There has been a major lack of a good photo gallery and/or slideshow in WordPress.org for a long time. The native gallery has great potential for adding nice photo galleries to your site, but it’s still a long way off. Currently, when you insert a gallery into a page or post, and click on a thumbnail, it takes you to a bigger version of the image on a separate page. Not great.
Meanwhile, we’ve always looked at the image options at WordPress.com with a bit of jealousy. So, we were really excited to see Jetpack’s newest carousel feature, which turns the native WordPress photo gallery into a beautiful viewer.
There are a couple of things that bother me about the new carousel. First, I don’t like the placement and size of the X for closing the viewer. In my experience, every single photo viewer has the closing X in the top right corner, but this carousel placed it in the top left corner, causing a nanosecond of helplessness before I figured out how to close it. And… why so small?
Second, I think it isn’t clear that when you click on a thumbnail you’ll get to a viewer. It’s possible that images should be lined up differently in order to make it clear that there is a slideshow view available.
I’ve created an example here of the carousel. Click on any of the thumbnails below to see the carousel for the native WP gallery in action:
An alternative: Carousel without Jetpack: A few days ago, WPBeginner forked the Carousel module from Jetpack and offered it as a stand-alone plugin! And he says if Jetpack upgrades the feature, he’ll upgrade his plugin. Yay!
Conclusions: A plugin for non-techy people?
I wish I could see only the positive aspects in this plugin. WordPress.com is working hard to give out nice free plugins and with the newest Jetpack’s comments and carousel features, I am really tempted to start using it on our clients’ sites. But for now, I can’t bring myself to add 13 plugins to all their sites and I don’t want to have to connect WordPress.com accounts to use all of them! I wouldn’t even know which WordPress.com account to connect it to since our clients usually don’t have one and it feels weird to connect it to our account.

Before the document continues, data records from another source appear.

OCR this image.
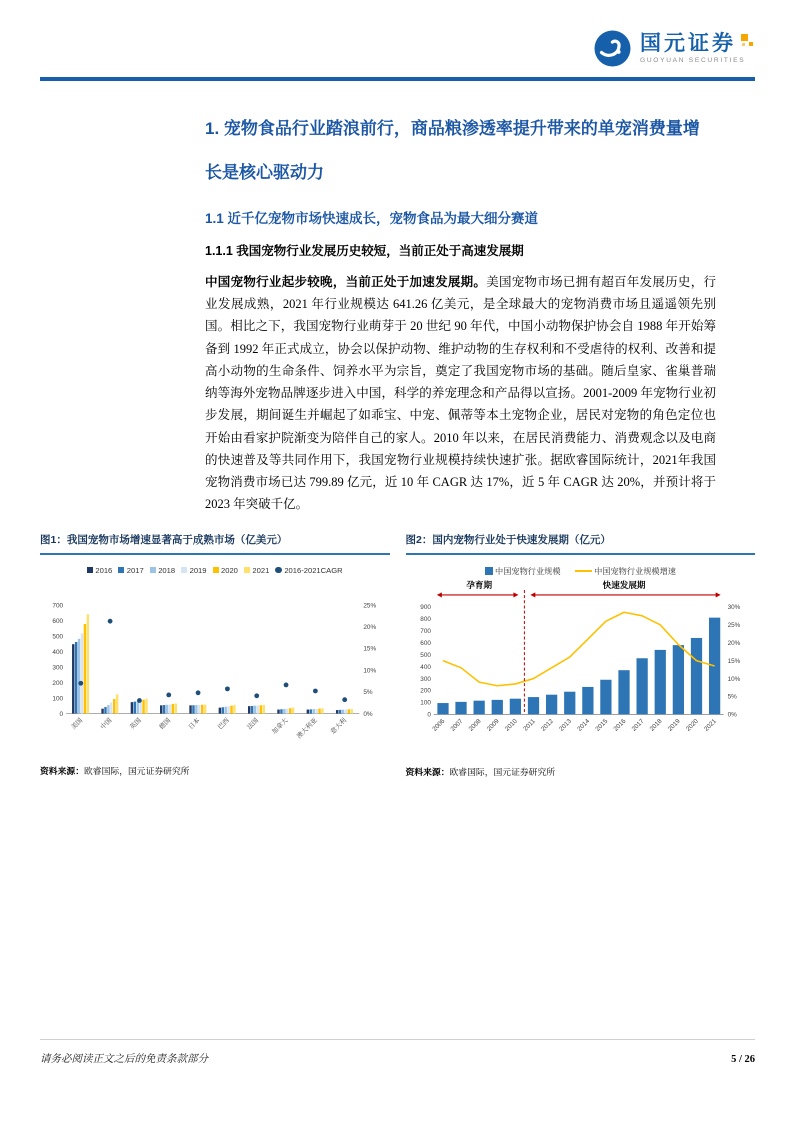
国元证券
GUOYUAN SECURITIES
1. 宠物食品行业踏浪前行，商品粮渗透率提升带来的单宠消费量增长是核心驱动力
1.1 近千亿宠物市场快速成长，宠物食品为最大细分赛道
1.1.1 我国宠物行业发展历史较短，当前正处于高速发展期

中国宠物行业起步较晚，当前正处于加速发展期。美国宠物市场已拥有超百年发展历史，行业发展成熟，2021 年行业规模达 641.26 亿美元，是全球最大的宠物消费市场且遥遥领先别国。相比之下，我国宠物行业萌芽于 20 世纪 90 年代，中国小动物保护协会自 1988 年开始筹备到 1992 年正式成立，协会以保护动物、维护动物的生存权利和不受虐待的权利、改善和提高小动物的生命条件、饲养水平为宗旨，奠定了我国宠物市场的基础。随后皇家、雀巢普瑞纳等海外宠物品牌逐步进入中国，科学的养宠理念和产品得以宣扬。2001-2009 年宠物行业初步发展，期间诞生并崛起了如乖宝、中宠、佩蒂等本土宠物企业，居民对宠物的角色定位也开始由看家护院渐变为陪伴自己的家人。2010 年以来，在居民消费能力、消费观念以及电商的快速普及等共同作用下，我国宠物行业规模持续快速扩张。据欧睿国际统计，2021年我国宠物消费市场已达 799.89 亿元，近 10 年 CAGR 达 17%，近 5 年 CAGR 达 20%，并预计将于 2023 年突破千亿。

图1：我国宠物市场增速显著高于成熟市场（亿美元）
2016	2017	2018	2019	2020	2021	2016-2021CAGR
0
100
200
300
400
500
600
700
0%
5%
10%
15%
20%
25%
美国 中国 英国 德国 日本 巴西 法国 加拿大 澳大利亚 意大利
资料来源：欧睿国际，国元证券研究所
图2：国内宠物行业处于快速发展期（亿元）
中国宠物行业规模	中国宠物行业规模增速
0
100
200
300
400
500
600
700
800
900
0%
5%
10%
15%
20%
25%
30%
2006 2007 2008 2009 2010 2011 2012 2013 2014 2015 2016 2017 2018 2019 2020 2021
孕育期	快速发展期
资料来源：欧睿国际，国元证券研究所
请务必阅读正文之后的免责条款部分	5 / 26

On the other hand, I wonder if maybe we aren’t the target audience for Jetpack. We are developers, creating custom sites from scratch. For us the plugin is bulky, providing unnecessary features and feeling possibly big brotherish. But maybe Jetpack opens up more options to lo-tech users of self-hosted WordPress sites who will love having the ability to install 13 plugins in one click.
Do you use Jetpack? What do you see as the pros and cons?